Peut-on être féministe et soutenir la prostitution ?

Peut-on être féministe et soutenir la prostitution ?

Pour certains, la prostitution serait un métier comme un autre. On l’exercerait pour gagner sa vie. Selon d’autres, elle serait humiliation pour la gent féminine. Elle soutiendrait la domination de la femme par l’homme dans une société où le patriarcat bat son plein. Mais peu importent les mots prononcés, les arguments avancés et les phrases utilisées, les définitions de la prostitution tourneront toujours autour de deux grands facteurs : argent et sexe. Alors, la prostitution : profession ou exploitation ? Deux féministes donnent leur avis.

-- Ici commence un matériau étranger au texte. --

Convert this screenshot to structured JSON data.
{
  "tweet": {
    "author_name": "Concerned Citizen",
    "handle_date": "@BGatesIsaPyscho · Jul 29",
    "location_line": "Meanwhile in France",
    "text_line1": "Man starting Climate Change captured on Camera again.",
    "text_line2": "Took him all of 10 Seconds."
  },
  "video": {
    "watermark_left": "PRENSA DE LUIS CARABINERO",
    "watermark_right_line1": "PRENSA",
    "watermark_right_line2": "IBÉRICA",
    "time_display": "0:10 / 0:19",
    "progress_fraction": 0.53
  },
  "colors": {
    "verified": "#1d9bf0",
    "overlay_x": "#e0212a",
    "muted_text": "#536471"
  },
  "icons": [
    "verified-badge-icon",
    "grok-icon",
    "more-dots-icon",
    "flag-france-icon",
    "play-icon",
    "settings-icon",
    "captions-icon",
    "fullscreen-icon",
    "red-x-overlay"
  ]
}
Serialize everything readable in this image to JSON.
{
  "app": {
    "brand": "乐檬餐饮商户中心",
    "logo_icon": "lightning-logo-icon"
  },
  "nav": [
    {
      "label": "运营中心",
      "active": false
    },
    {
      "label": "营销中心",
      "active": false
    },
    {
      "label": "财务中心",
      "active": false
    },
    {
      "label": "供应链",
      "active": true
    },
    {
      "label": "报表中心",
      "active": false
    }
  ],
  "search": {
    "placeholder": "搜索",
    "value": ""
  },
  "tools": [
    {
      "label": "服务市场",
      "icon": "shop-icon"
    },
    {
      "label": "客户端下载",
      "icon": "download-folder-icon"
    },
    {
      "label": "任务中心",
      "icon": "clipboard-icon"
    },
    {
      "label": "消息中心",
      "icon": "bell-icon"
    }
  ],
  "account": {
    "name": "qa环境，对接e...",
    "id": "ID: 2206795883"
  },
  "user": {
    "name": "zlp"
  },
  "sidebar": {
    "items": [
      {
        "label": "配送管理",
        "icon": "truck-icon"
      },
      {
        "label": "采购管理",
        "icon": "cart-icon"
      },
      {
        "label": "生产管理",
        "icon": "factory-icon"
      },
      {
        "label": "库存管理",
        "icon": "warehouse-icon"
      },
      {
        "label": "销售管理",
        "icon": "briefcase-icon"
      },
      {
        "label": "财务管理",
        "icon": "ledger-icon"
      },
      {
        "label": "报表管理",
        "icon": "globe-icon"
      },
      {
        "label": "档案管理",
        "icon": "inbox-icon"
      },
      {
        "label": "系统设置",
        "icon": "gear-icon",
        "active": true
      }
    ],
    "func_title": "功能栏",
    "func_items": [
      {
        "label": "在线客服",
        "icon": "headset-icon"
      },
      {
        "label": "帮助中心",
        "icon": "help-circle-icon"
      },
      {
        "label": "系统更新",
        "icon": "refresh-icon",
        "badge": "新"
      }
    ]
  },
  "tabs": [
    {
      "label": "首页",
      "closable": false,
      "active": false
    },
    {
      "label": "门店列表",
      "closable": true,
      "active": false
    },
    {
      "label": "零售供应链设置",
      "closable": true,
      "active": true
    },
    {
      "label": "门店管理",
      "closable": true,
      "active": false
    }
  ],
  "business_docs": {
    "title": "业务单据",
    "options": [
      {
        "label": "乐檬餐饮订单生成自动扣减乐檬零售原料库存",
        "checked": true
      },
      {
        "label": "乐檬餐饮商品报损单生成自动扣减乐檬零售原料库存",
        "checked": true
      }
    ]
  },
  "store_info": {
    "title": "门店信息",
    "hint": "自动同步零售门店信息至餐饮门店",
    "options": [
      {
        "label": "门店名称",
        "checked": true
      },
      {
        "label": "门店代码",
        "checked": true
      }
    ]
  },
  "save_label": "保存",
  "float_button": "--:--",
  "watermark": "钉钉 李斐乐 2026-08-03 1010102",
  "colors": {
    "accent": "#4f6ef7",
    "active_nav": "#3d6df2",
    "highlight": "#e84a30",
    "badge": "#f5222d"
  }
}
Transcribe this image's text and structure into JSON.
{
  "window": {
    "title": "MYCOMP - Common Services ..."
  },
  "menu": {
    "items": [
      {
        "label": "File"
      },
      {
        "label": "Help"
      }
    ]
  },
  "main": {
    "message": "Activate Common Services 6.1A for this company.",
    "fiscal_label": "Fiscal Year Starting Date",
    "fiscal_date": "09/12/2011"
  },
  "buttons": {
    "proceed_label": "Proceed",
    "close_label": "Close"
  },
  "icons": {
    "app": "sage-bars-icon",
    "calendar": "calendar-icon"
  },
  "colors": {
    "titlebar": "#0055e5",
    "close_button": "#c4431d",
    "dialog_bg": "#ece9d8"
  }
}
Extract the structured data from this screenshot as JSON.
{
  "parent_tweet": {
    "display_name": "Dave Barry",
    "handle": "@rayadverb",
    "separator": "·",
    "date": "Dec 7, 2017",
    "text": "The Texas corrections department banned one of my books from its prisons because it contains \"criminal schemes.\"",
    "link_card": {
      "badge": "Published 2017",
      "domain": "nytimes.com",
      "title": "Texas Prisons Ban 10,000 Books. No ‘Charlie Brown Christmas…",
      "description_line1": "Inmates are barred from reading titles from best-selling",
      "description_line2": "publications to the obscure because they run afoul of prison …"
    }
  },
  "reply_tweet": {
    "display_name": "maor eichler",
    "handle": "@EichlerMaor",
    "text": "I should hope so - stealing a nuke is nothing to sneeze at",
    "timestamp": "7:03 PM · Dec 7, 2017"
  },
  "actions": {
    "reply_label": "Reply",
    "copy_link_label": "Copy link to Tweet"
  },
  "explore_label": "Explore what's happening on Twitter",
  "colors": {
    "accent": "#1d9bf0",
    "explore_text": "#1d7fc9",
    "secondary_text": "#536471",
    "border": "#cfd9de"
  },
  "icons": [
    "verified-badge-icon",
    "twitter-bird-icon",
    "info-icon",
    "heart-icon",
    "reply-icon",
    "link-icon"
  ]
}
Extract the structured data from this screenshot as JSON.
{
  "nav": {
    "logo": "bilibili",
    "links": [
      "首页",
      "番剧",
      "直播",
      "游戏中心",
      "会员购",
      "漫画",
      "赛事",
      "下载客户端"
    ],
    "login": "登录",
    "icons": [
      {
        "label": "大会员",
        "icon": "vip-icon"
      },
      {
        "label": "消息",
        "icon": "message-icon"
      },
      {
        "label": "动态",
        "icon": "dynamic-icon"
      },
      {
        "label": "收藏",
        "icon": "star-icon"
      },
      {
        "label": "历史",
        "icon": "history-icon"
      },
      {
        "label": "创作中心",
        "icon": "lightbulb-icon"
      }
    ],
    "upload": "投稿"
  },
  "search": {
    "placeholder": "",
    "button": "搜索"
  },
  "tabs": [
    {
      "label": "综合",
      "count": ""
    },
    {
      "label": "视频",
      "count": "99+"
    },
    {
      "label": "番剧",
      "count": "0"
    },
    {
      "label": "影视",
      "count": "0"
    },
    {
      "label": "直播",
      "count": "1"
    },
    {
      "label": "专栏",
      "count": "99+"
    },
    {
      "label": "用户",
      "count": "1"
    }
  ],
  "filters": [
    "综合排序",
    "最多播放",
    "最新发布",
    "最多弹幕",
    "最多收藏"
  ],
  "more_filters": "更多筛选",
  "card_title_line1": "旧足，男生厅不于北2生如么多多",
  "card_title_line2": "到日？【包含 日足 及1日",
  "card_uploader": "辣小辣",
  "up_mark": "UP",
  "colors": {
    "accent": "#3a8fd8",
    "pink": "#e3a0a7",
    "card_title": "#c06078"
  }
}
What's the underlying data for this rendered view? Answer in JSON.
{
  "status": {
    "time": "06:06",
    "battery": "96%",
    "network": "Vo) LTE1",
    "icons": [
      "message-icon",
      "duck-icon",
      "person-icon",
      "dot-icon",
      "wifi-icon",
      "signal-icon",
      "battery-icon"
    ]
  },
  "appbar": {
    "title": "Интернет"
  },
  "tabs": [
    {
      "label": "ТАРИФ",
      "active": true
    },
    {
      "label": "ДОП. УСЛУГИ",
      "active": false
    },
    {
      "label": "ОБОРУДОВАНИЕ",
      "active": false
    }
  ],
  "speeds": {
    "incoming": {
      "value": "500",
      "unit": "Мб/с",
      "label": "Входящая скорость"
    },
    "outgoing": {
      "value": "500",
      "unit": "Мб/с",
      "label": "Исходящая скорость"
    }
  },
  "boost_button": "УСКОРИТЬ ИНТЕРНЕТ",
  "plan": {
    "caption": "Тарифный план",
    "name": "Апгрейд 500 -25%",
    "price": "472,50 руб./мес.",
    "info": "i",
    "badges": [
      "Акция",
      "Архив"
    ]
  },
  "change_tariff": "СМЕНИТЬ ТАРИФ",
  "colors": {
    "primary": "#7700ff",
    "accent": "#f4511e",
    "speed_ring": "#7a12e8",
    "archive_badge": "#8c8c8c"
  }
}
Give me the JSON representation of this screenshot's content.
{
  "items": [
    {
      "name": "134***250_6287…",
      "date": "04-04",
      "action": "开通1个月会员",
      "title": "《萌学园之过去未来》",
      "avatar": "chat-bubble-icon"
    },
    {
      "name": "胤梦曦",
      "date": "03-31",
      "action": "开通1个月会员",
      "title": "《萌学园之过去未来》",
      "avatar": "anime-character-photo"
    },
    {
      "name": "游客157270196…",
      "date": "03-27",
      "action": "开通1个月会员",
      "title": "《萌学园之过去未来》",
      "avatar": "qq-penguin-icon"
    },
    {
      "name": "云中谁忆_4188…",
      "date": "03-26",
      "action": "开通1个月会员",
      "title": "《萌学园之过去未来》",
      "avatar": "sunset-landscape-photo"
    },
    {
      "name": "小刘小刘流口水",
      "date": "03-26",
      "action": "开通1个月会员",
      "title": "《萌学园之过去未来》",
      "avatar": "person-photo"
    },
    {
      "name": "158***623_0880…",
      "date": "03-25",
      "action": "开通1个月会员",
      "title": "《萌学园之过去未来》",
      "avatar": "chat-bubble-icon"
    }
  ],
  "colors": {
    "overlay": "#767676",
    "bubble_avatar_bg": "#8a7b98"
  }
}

La question de la prostitution peut être très complexe, parce qu’elle implique un ensemble de considérations économiques, sociales, politiques et morales. Beaucoup de féministes ont souvent assimilé la prostitution à une expression ultime de la violence des hommes à l’égard des femmes et la considère comme une activité inhumaine. Si la prostitution est vue par la plupart comme une activité humiliante, ce n’est pas ce que pense Loudwich Joxvencely Parfait. Selon elle, la prostitution est une pratique humaine. « Nous travaillons tous pour gagner de l’argent et c’est ce que font les prostituées. D’ailleurs, la prostitution est devenue une sorte d’industrie dans laquelle des personnes à faibles moyens économiques travaillent pour gagner leur vie ».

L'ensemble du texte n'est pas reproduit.